Wednesday, 3 August 2011

Very fine day

8.42pm. It's been a busy but excellent day. This morning I felt dreadfully tired, and I was glad of the 10am start. I decided not to bother with the maths or Excel workshops, there didn't seem to be a huge amount of point.

I walked down the lab and I was standing outside by about 9.50am. I chatted to Dunc and Neil, and before long, we found ourselves in the physics lab.

Today it was the short experiments. Dunc and Neil teamed up with one another, so I found myself working with a guy called Tim Robinson. A nice guy and a capable physicist, but with unfortunate personal hygiene issues. Whenever he reached over to examine or adjust something I had to arrange to be elsewhere. It was not good.

The X-ray emitter, a crystal of sodium chloride, and the edge of the detector.

We worked through the morning on the X-ray diffraction experiment, which initially I was not wowed by, but I quickly became very absorbed in. In a way it bears some similiarities to the Compton long experiment. We did a speedy scan through the angles to find peaks of deflection, then took some finer measurements at 0.25 degree intervals to isolate the exact peak.

I found four peaks, three of which were due to one type of emission. There was apparently a further two peaks at least, I found one more but the energy was significantly weaker.

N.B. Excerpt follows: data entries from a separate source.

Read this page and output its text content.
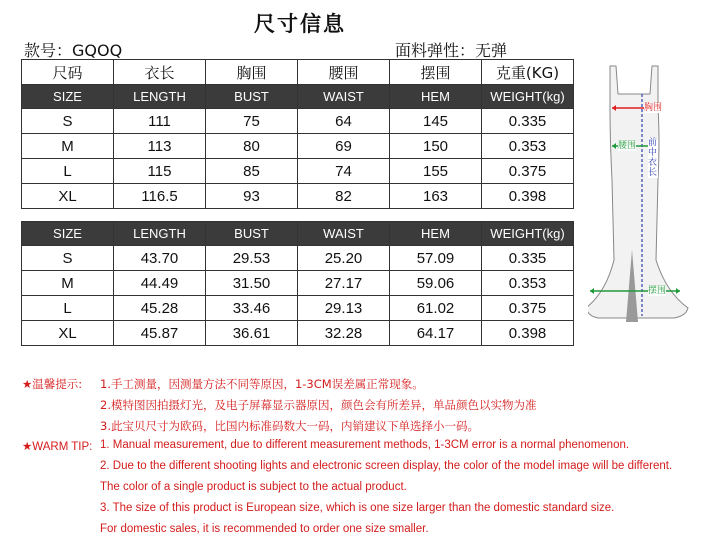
尺寸信息
款号：GQOQ	面料弹性：无弹
尺码	衣长	胸围	腰围	摆围	克重(KG)
SIZE	LENGTH	BUST	WAIST	HEM	WEIGHT(kg)
S	111	75	64	145	0.335
M	113	80	69	150	0.353
L	115	85	74	155	0.375
XL	116.5	93	82	163	0.398
SIZE	LENGTH	BUST	WAIST	HEM	WEIGHT(kg)
S	43.70	29.53	25.20	57.09	0.335
M	44.49	31.50	27.17	59.06	0.353
L	45.28	33.46	29.13	61.02	0.375
XL	45.87	36.61	32.28	64.17	0.398
胸围
腰围 前中衣长
摆围
★温馨提示: 1.手工测量，因测量方法不同等原因，1-3CM误差属正常现象。
2.模特图因拍摄灯光，及电子屏幕显示器原因，颜色会有所差异，单品颜色以实物为准
3.此宝贝尺寸为欧码，比国内标准码数大一码，内销建议下单选择小一码。
★WARM TIP: 1. Manual measurement, due to different measurement methods, 1-3CM error is a normal phenomenon.
2. Due to the different shooting lights and electronic screen display, the color of the model image will be different.
The color of a single product is subject to the actual product.
3. The size of this product is European size, which is one size larger than the domestic standard size.
For domestic sales, it is recommended to order one size smaller.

Having done this, I attempted to plot them on a graph, but the peak widths were so narrow that it made producing the graph difficult. Still, there was an interesting relationship in that the first peak was the highest, the second was less large and the third the shortest. I guess there must be a reason for this.

Using the exact location of the peaks and the known wavelength of the X-ray emissions, this enabled us to calculate the spacing between the sodium and chlorine ions, an amazing phenomenon. All three answers should be more or less the same, since they are talking about the same things. The first two were virtually identical, the third less so, but I had expected there would be a larger margin of error.

Having calculated that the distance between the ions was around 0.280 nanometres, I was keen to compare this with the 'accepted' figure - this turns out to be 0.282 nanometres.

To place a nanometre in context, there are 1,000,000,000 of them in a metre. Small!

Then after being given a couple of critical pieces of information, we were able to calculate the mass of a single 'cube' of sodium chloride (the sodium and the chlorine ions are arranged in a virtually perfect cubic structure). Knowing the mass, and having spent all day calculating the distance between the ions, this enabled us to calculate the density of the sample.

This turned out to be 2210 kg per cubic metre, within 2% of the accepted figure of 2165 kg per cubic metre. Very happy with that result!

Tim and I then moved onto the next 'short' experiment, concerned with measuring the speed of sound in air. This deceptively simple experiment is done in an interesting way. Using an oscilloscope to examine the wave of a pure note inside a tube (with a small speaker at one end, and a microphone at the other), we examined the way that moving the two closer or further apart caused the detected sound to shift in and out of phase with the original signal. By working out the distance needed to shift the sound a complete wavelength, this enabled us to compute the speed of sound - our figure was within 1% of the accepted figure.

Lissajous figures.

We switched the oscilloscope so that the timebase wasn't just a linear progression but used the detected sound as its input. Consequently, depending on the comparative amplitude and phase variance you get anything from diagonal lines to elipses. We examined the difference between the shapes generated when the signals were fully in phase, fully out of phase, and gradations inbetween.

This brought us neatly to 5.30pm.

Walked back up the damn hill and stood outside the dining hall, waiting for it to open.

I opted for a very competent chicken chasseur, and had a long and extremely pleasant conversation with Alex and Dave, about all sorts of things. It's the first time that I've taken an hour to finish dinner.

Alex and Dave, sharing a joke

Dave and Alex agreed to meet one another in the bar to talk about a Compton scattering equation that they were having difficulty with, and I said I would meet them. I rang home, and had a longer than expected chat with Alan, which was wonderful.

When I got to the bar, Dave was just leaving, to go to the guest lecture, given by one of our tutors, Nick Braithwaite. He's the one who sounds like a cross between Michael Parkinson and Peter Allis. I didn't really fancy this, so I stayed in the pub, and chatted with Alex for about an hour. He is a fascinating young man, and I very much hope that we stay in touch after the end of the course.

He lives in Budleigh Salterton, not a million miles away from my parents. Perhaps the next time we are down in that neck of the woods, Alan and I might call on him.

Alex bought me a pint (he rarely drinks; I admire his self-restraint!) and we chatted about subjects as varied as parenthood, religion, the OU, holidays, and school bullies.

I wanna take you to a Grey bar...

I resisted the temptation to buy a bottle of wine and take it back to my room. I have no intention of having a hangover in tomorrow's penultimate lab session, nor of being incapable of drinking alcohol for Thursday night's end of residential disco, which I believe is at Collingwood College next door.